Capítulo 1

243 23 24
                                    

Aviso: Essa obra de ficção contém situações de abuso e tortura psicológica, menção a violência física, sintomas relacionados a depressão e ansiedade.

__

Ivan sempre achara tudo relacionado às Entropias exagerado: do princípio científico ao treinamento, incluindo o corpo docente e parte do corpo discente. Era algum tipo de castigo divino que não só sua esposa fosse uma, mas também seu melhor amigo – se é que podia chamar Aleksey de melhor amigo. Os dois eram o único motivo para ele se sujeitar a se sentar naquela arquibancada de madeira precária, enrolado em sua capa mais pesada, sofrendo no vento cortante que parecia gelar até os ossos. No resto do mundo, podia ser primavera, mas na Azote era sempre inverno, e o espetáculo ridículo que as Entropias chamavam de prova de titulação precisava ser ao ar livre.

Não era a primeira prova a que assistia: quando Aleksey e Morena se graduaram como Alquimistas, dois anos antes, ele havia aturado quase seis horas enquanto os cinco alunos aspirantes ao título atravessavam um labirinto absurdo e desnecessário, sendo obrigados a usar cada um dos cinco elementos para resolver problemas de lógica. Fora ainda pior do que o presente. As provas normalmente aconteciam no meio do ano, no auge do inverno, na semana que era mais noite do que dia. O frio já era o início dos testes: uma Entropia que não consegue se manter aquecida sem o auxílio de roupas não merece o título de Alquimista, quiçá o de Alquimista Extraordinário. Se os alunos e professores que decidiam assistir à prova não conseguiam se esquentar sozinhos, o problema era inteiramente deles. Ivan sempre detestara a ideia, mas quase morrer congelado para assistir a uma provinha não era nada comparado ao que ele poderia fazer por quem amava.

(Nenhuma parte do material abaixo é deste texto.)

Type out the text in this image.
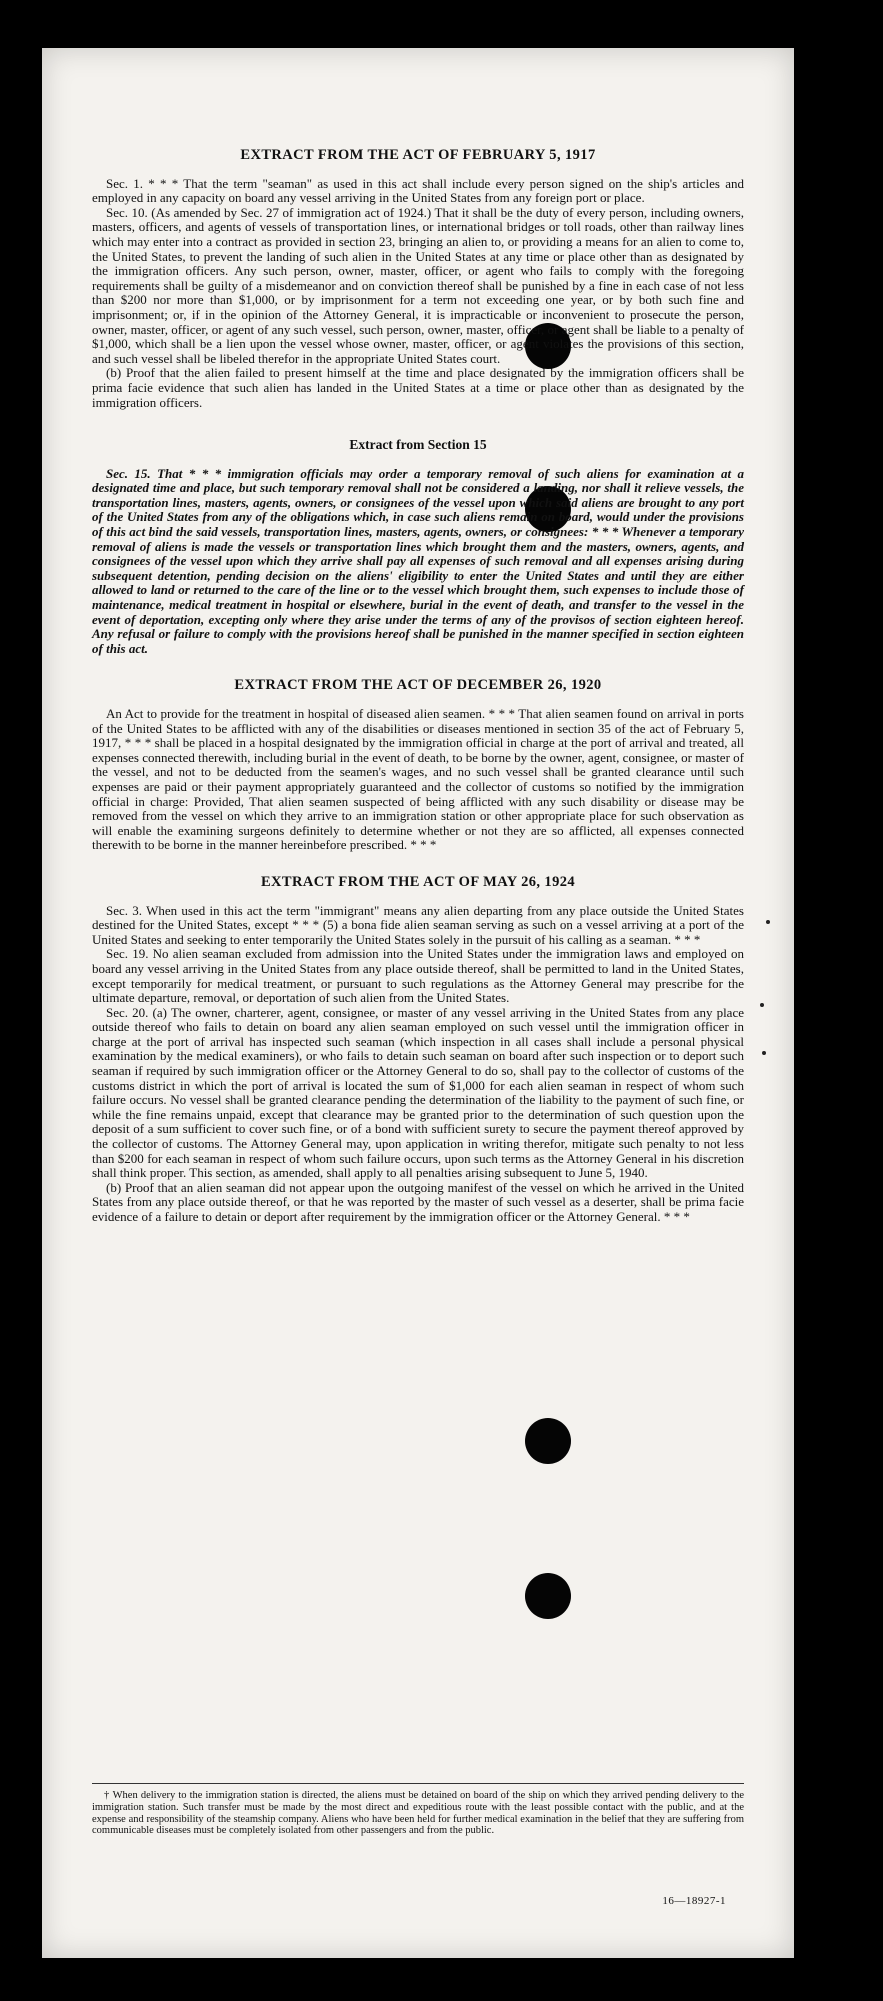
EXTRACT FROM THE ACT OF FEBRUARY 5, 1917

Sec. 1. * * * That the term "seaman" as used in this act shall include every person signed on the ship's articles and employed in any capacity on board any vessel arriving in the United States from any foreign port or place.

Sec. 10. (As amended by Sec. 27 of immigration act of 1924.) That it shall be the duty of every person, including owners, masters, officers, and agents of vessels of transportation lines, or international bridges or toll roads, other than railway lines which may enter into a contract as provided in section 23, bringing an alien to, or providing a means for an alien to come to, the United States, to prevent the landing of such alien in the United States at any time or place other than as designated by the immigration officers. Any such person, owner, master, officer, or agent who fails to comply with the foregoing requirements shall be guilty of a misdemeanor and on conviction thereof shall be punished by a fine in each case of not less than $200 nor more than $1,000, or by imprisonment for a term not exceeding one year, or by both such fine and imprisonment; or, if in the opinion of the Attorney General, it is impracticable or inconvenient to prosecute the person, owner, master, officer, or agent of any such vessel, such person, owner, master, officer, or agent shall be liable to a penalty of $1,000, which shall be a lien upon the vessel whose owner, master, officer, or agent violates the provisions of this section, and such vessel shall be libeled therefor in the appropriate United States court.

(b) Proof that the alien failed to present himself at the time and place designated by the immigration officers shall be prima facie evidence that such alien has landed in the United States at a time or place other than as designated by the immigration officers.

Extract from Section 15

Sec. 15. That * * * immigration officials may order a temporary removal of such aliens for examination at a designated time and place, but such temporary removal shall not be considered a landing, nor shall it relieve vessels, the transportation lines, masters, agents, owners, or consignees of the vessel upon which said aliens are brought to any port of the United States from any of the obligations which, in case such aliens remain on board, would under the provisions of this act bind the said vessels, transportation lines, masters, agents, owners, or consignees: * * * Whenever a temporary removal of aliens is made the vessels or transportation lines which brought them and the masters, owners, agents, and consignees of the vessel upon which they arrive shall pay all expenses of such removal and all expenses arising during subsequent detention, pending decision on the aliens' eligibility to enter the United States and until they are either allowed to land or returned to the care of the line or to the vessel which brought them, such expenses to include those of maintenance, medical treatment in hospital or elsewhere, burial in the event of death, and transfer to the vessel in the event of deportation, excepting only where they arise under the terms of any of the provisos of section eighteen hereof. Any refusal or failure to comply with the provisions hereof shall be punished in the manner specified in section eighteen of this act.

EXTRACT FROM THE ACT OF DECEMBER 26, 1920

An Act to provide for the treatment in hospital of diseased alien seamen. * * * That alien seamen found on arrival in ports of the United States to be afflicted with any of the disabilities or diseases mentioned in section 35 of the act of February 5, 1917, * * * shall be placed in a hospital designated by the immigration official in charge at the port of arrival and treated, all expenses connected therewith, including burial in the event of death, to be borne by the owner, agent, consignee, or master of the vessel, and not to be deducted from the seamen's wages, and no such vessel shall be granted clearance until such expenses are paid or their payment appropriately guaranteed and the collector of customs so notified by the immigration official in charge: Provided, That alien seamen suspected of being afflicted with any such disability or disease may be removed from the vessel on which they arrive to an immigration station or other appropriate place for such observation as will enable the examining surgeons definitely to determine whether or not they are so afflicted, all expenses connected therewith to be borne in the manner hereinbefore prescribed. * * *

EXTRACT FROM THE ACT OF MAY 26, 1924

Sec. 3. When used in this act the term "immigrant" means any alien departing from any place outside the United States destined for the United States, except * * * (5) a bona fide alien seaman serving as such on a vessel arriving at a port of the United States and seeking to enter temporarily the United States solely in the pursuit of his calling as a seaman. * * *

Sec. 19. No alien seaman excluded from admission into the United States under the immigration laws and employed on board any vessel arriving in the United States from any place outside thereof, shall be permitted to land in the United States, except temporarily for medical treatment, or pursuant to such regulations as the Attorney General may prescribe for the ultimate departure, removal, or deportation of such alien from the United States.

Sec. 20. (a) The owner, charterer, agent, consignee, or master of any vessel arriving in the United States from any place outside thereof who fails to detain on board any alien seaman employed on such vessel until the immigration officer in charge at the port of arrival has inspected such seaman (which inspection in all cases shall include a personal physical examination by the medical examiners), or who fails to detain such seaman on board after such inspection or to deport such seaman if required by such immigration officer or the Attorney General to do so, shall pay to the collector of customs of the customs district in which the port of arrival is located the sum of $1,000 for each alien seaman in respect of whom such failure occurs. No vessel shall be granted clearance pending the determination of the liability to the payment of such fine, or while the fine remains unpaid, except that clearance may be granted prior to the determination of such question upon the deposit of a sum sufficient to cover such fine, or of a bond with sufficient surety to secure the payment thereof approved by the collector of customs. The Attorney General may, upon application in writing therefor, mitigate such penalty to not less than $200 for each seaman in respect of whom such failure occurs, upon such terms as the Attorney General in his discretion shall think proper. This section, as amended, shall apply to all penalties arising subsequent to June 5, 1940.

(b) Proof that an alien seaman did not appear upon the outgoing manifest of the vessel on which he arrived in the United States from any place outside thereof, or that he was reported by the master of such vessel as a deserter, shall be prima facie evidence of a failure to detain or deport after requirement by the immigration officer or the Attorney General. * * *

† When delivery to the immigration station is directed, the aliens must be detained on board of the ship on which they arrived pending delivery to the immigration station. Such transfer must be made by the most direct and expeditious route with the least possible contact with the public, and at the expense and responsibility of the steamship company. Aliens who have been held for further medical examination in the belief that they are suffering from communicable diseases must be completely isolated from other passengers and from the public.

16—18927-1
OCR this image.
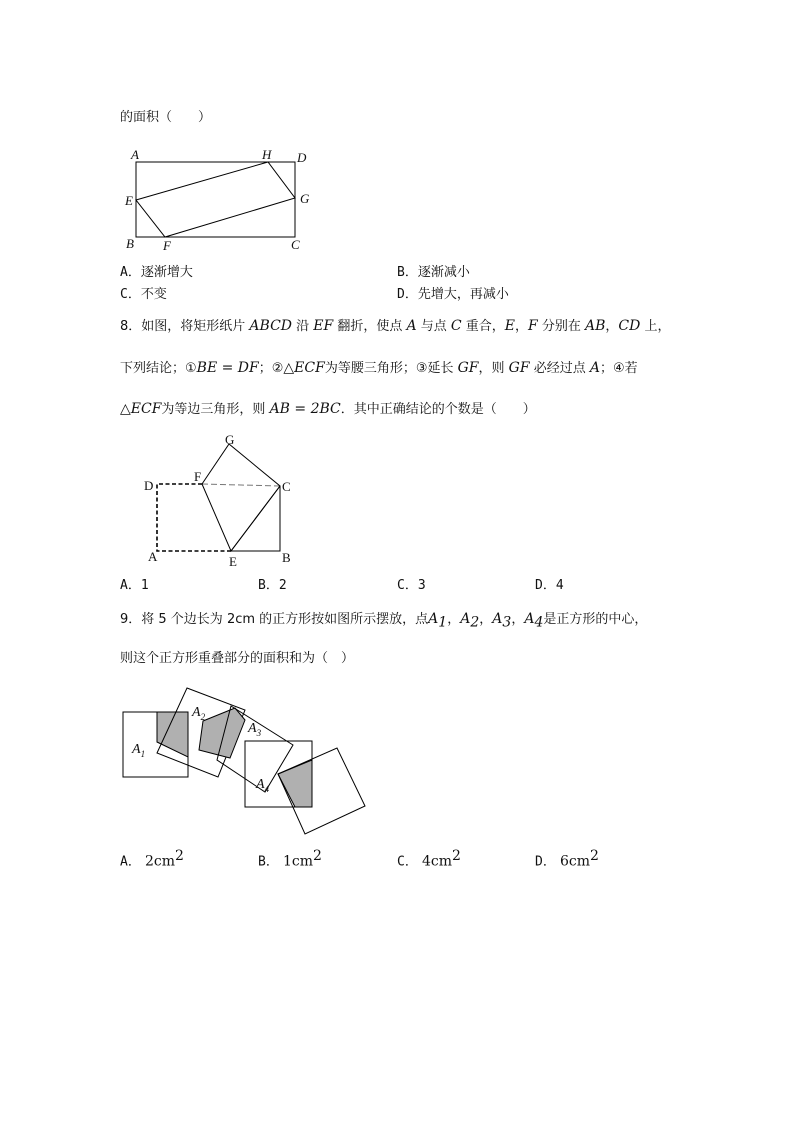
的面积（　　）
A	H D
E	G
B F	C
A．逐渐增大	B．逐渐减小
C．不变	D．先增大，再减小
8．如图，将矩形纸片 ABCD 沿 EF 翻折，使点 A 与点 C 重合，E，F 分别在 AB，CD 上，
下列结论；①BE = DF；②△ECF为等腰三角形；③延长 GF，则 GF 必经过点 A；④若
△ECF为等边三角形，则 AB = 2BC．其中正确结论的个数是（　　）
G
F
D	C
A	E	B
A．1	B．2	C．3	D．4
9．将 5 个边长为 2cm 的正方形按如图所示摆放，点$A_1$，$A_2$，$A_3$，$A_4$是正方形的中心，
则这个正方形重叠部分的面积和为（　）
$A_1$
$A_2$
$A_3$
$A_4$
A． $2cm^2$	B． $1cm^2$	C． $4cm^2$	D． $6cm^2$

Nada disso o impediu de agradecer a todas as santas e acender velas dedicadas a todos os seus ancestrais quando Morena lhe contou que, dessa vez, haveria uma prova extra durante a primavera, perto do encerramento do ano letivo. Isso resolveria vários problemas de uma vez: Morena e Aleksey se graduariam quase um ano antes do tempo certo, ele não seria obrigado a passar tanto frio, e daria motivos para os outros nobres os respeitarem. Perfeito.

Agora, já não parecia uma ideia tão boa. Ivan sentia a ponta dos seus dedos formigando e, pela primeira vez, estava tão ansioso quanto as pessoas que enchiam as arquibancadas, tão curioso quanto elas para saber o que aconteceria na prova. Os minutos pareciam se arrastar e a ansiedade se acumulava em sua garganta, os milhares de cenários que havia imaginado com Aleksey se misturando em sua cabeça.

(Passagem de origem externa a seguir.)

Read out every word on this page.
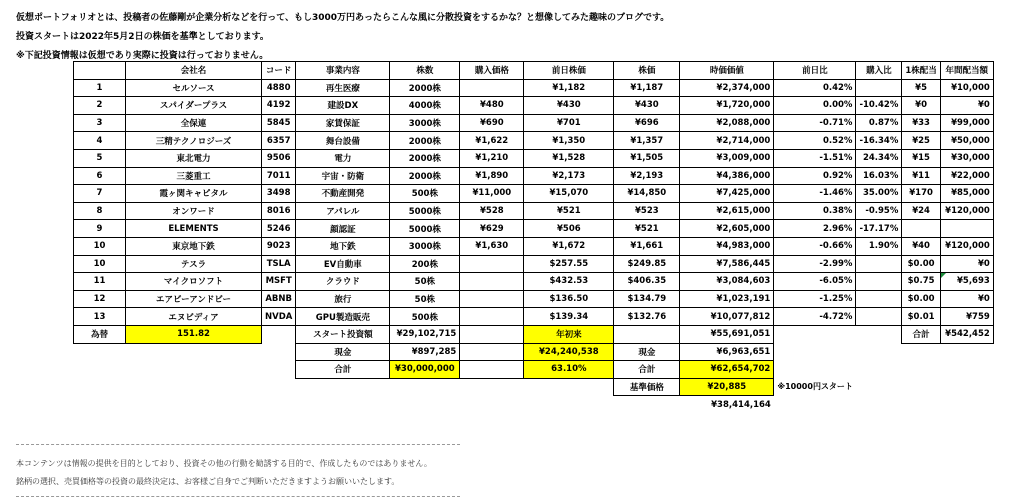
仮想ポートフォリオとは、投稿者の佐藤剛が企業分析などを行って、もし3000万円あったらこんな風に分散投資をするかな？と想像してみた趣味のブログです。
投資スタートは2022年5月2日の株価を基準としております。
※下記投資情報は仮想であり実際に投資は行っておりません。
	会社名	コード	事業内容	株数	購入価格	前日株価	株価	時価価値	前日比	購入比	1株配当	年間配当額
1	セルソース	4880	再生医療	2000株		¥1,182	¥1,187	¥2,374,000	0.42%		¥5	¥10,000
2	スパイダープラス	4192	建設DX	4000株	¥480	¥430	¥430	¥1,720,000	0.00%	-10.42%	¥0	¥0
3	全保連	5845	家賃保証	3000株	¥690	¥701	¥696	¥2,088,000	-0.71%	0.87%	¥33	¥99,000
4	三精テクノロジーズ	6357	舞台設備	2000株	¥1,622	¥1,350	¥1,357	¥2,714,000	0.52%	-16.34%	¥25	¥50,000
5	東北電力	9506	電力	2000株	¥1,210	¥1,528	¥1,505	¥3,009,000	-1.51%	24.34%	¥15	¥30,000
6	三菱重工	7011	宇宙・防衛	2000株	¥1,890	¥2,173	¥2,193	¥4,386,000	0.92%	16.03%	¥11	¥22,000
7	霞ヶ関キャピタル	3498	不動産開発	500株	¥11,000	¥15,070	¥14,850	¥7,425,000	-1.46%	35.00%	¥170	¥85,000
8	オンワード	8016	アパレル	5000株	¥528	¥521	¥523	¥2,615,000	0.38%	-0.95%	¥24	¥120,000
9	ELEMENTS	5246	顔認証	5000株	¥629	¥506	¥521	¥2,605,000	2.96%	-17.17%		
10	東京地下鉄	9023	地下鉄	3000株	¥1,630	¥1,672	¥1,661	¥4,983,000	-0.66%	1.90%	¥40	¥120,000
10	テスラ	TSLA	EV自動車	200株		$257.55	$249.85	¥7,586,445	-2.99%		$0.00	¥0
11	マイクロソフト	MSFT	クラウド	50株		$432.53	$406.35	¥3,084,603	-6.05%		$0.75	¥5,693
12	エアビーアンドビー	ABNB	旅行	50株		$136.50	$134.79	¥1,023,191	-1.25%		$0.00	¥0
13	エヌビディア	NVDA	GPU製造販売	500株		$139.34	$132.76	¥10,077,812	-4.72%		$0.01	¥759
為替	151.82		スタート投資額	¥29,102,715		年初来		¥55,691,051			合計	¥542,452
			現金	¥897,285		¥24,240,538	現金	¥6,963,651				
			合計	¥30,000,000		63.10%	合計	¥62,654,702				
							基準価格	¥20,885	※10000円スタート			
								¥38,414,164				
本コンテンツは情報の提供を目的としており、投資その他の行動を勧誘する目的で、作成したものではありません。
銘柄の選択、売買価格等の投資の最終決定は、お客様ご自身でご判断いただきますようお願いいたします。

Era sempre um mistério o que os professores inventariam como teste. A prova de graduação de Alquimista Extraordinária nunca se repetia, mas sempre acontecia no mesmo anfiteatro: era uma construção quase tão antiga quanto o kremlin que abrigava a Azote, a escola das Alquimistas, com uma arena circular enorme que podia ser transformada em qualquer extravagância que quisessem. As arquibancadas se estendiam pela parte leste da arena e Ivan colocou seus óculos, franzindo a testa no esforço de tentar distinguir algo na névoa que escondia o espaço à frente. Voltou o olhar para a base da arquibancada, onde as quatro Entropias que tentariam o título se aglomeravam. Aleksey, o único que estava sentado. Ivan observou enquanto o rapaz passava uma mão na coxa esquerda, num gesto quase automático, e sentiu seu coração se apertar.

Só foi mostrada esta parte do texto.